Since childhood I had developed many coping mechanisms to deal with the nightmare that was my life. Mostly though, I had learned to suppress my feelings by pushing them way down deep and ignoring them. However, after my father’s death I was no longer able to just ignore the nightmares and panic attacks I was having on a daily basis. So I saw a therapist who helped me to work through many issues and encouraged me to face my fears and demons in the hope that it would decrease their frequency and power over me.

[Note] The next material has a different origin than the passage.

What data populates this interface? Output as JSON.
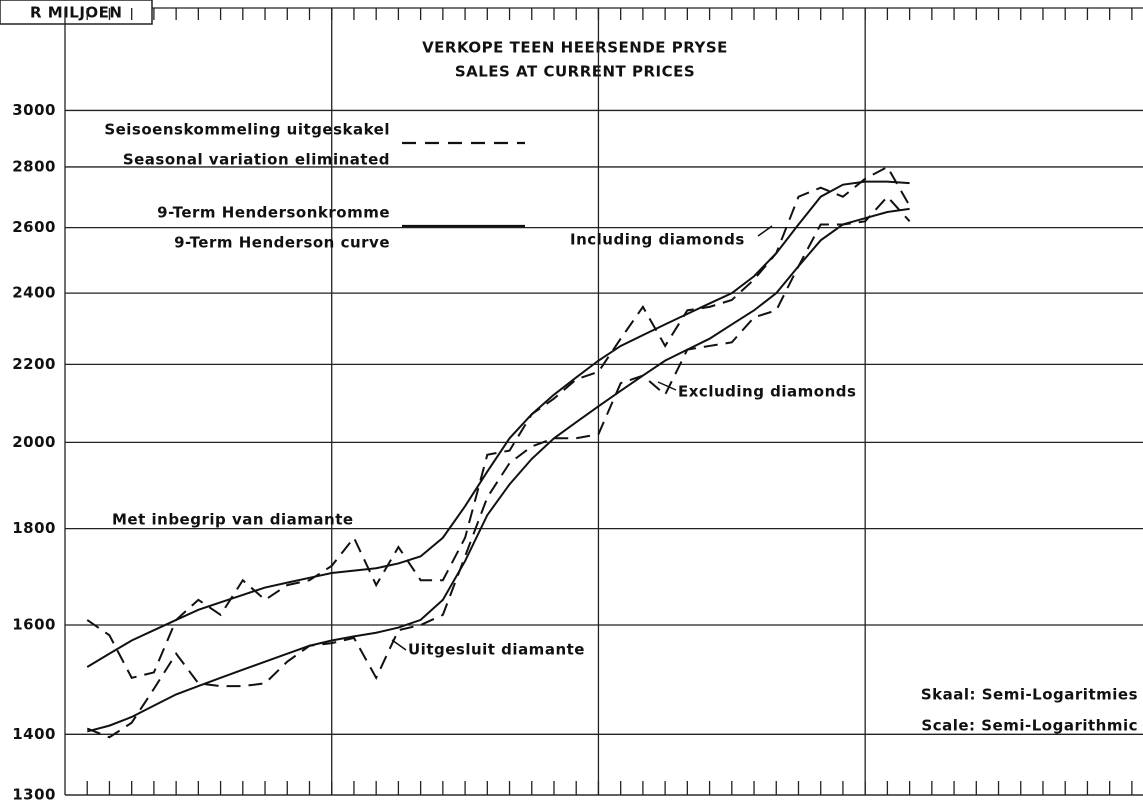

So, that’s what I did that night. I sat up in bed and turned my bedside scentsy lamp on and started doing some deep breathing exercises to slow my heartbeat down and calm my fears. After a few minutes I started to meditate and allowed my mind to take me wherever it wanted to go. And within minutes, it came to me. Once again it revolved around memories and feelings about my father. I started having flashbacks to my father constantly telling me that he believed he would die at the age of 42, like his idol Elvis Presley. He was convinced that after my mother left us he would die at the age of 42. His lifestyle at that time certainly made it a distinct possibility. He was drinking and self-medicating in an attempt to stop the hurt he was feeling caused by the betrayal of his best friend running away with my mother.
Gladys Love Presley died at at the age of 42 from a heart attack and complications from advanced hepatitis. Elvis was extremely close to his mother and had had a premonition that there was something wrong with her the night before she died. When she died he was overcome with grief and became obsessed with the idea that he too, would die at the age of 42 too. My father adored and emulated Elvis, playing his songs on his guitar or listening to his vinyl records endlessly. So when it became public knowledge that Elvis was convinced he would die at the age of 42; my father believed his fate was sealed as well to die at the age of 42. However, my father died when he was 64 years old of a prescription drug overdose. So that didn’t solve the riddle of the number 42 interrupting and destroying my sleep. I went back to meditating and within seconds the answer came to me. It’s been 10 years since my father died; when I was 42 years old.
I googled the number 42 and Wikipedia gives the following definition: The number 42 is, in The Hitchhiker’s Guide to the Galaxy by Douglas Adams, the “Answer to the Ultimate Question of Life, the Universe, and Everything”, calculated by an enormous supercomputer named Deep Thought over a period of 7.5 million years. Unfortunately, no one knows what the question is.”
They say that some dreams are symbolic and are usually related to some conflict or stress in your life. Does that mean I solved the mystery of my nightmare that night or is it all just mere coincidence? I don’t know if Wikipedia is correct or if my deductions are right, but it sure seems like a weird coincidence to me. I guess I shouldn’t really be surprised though because my whole life has played out like a wild crazy movie straight out of Hollywood!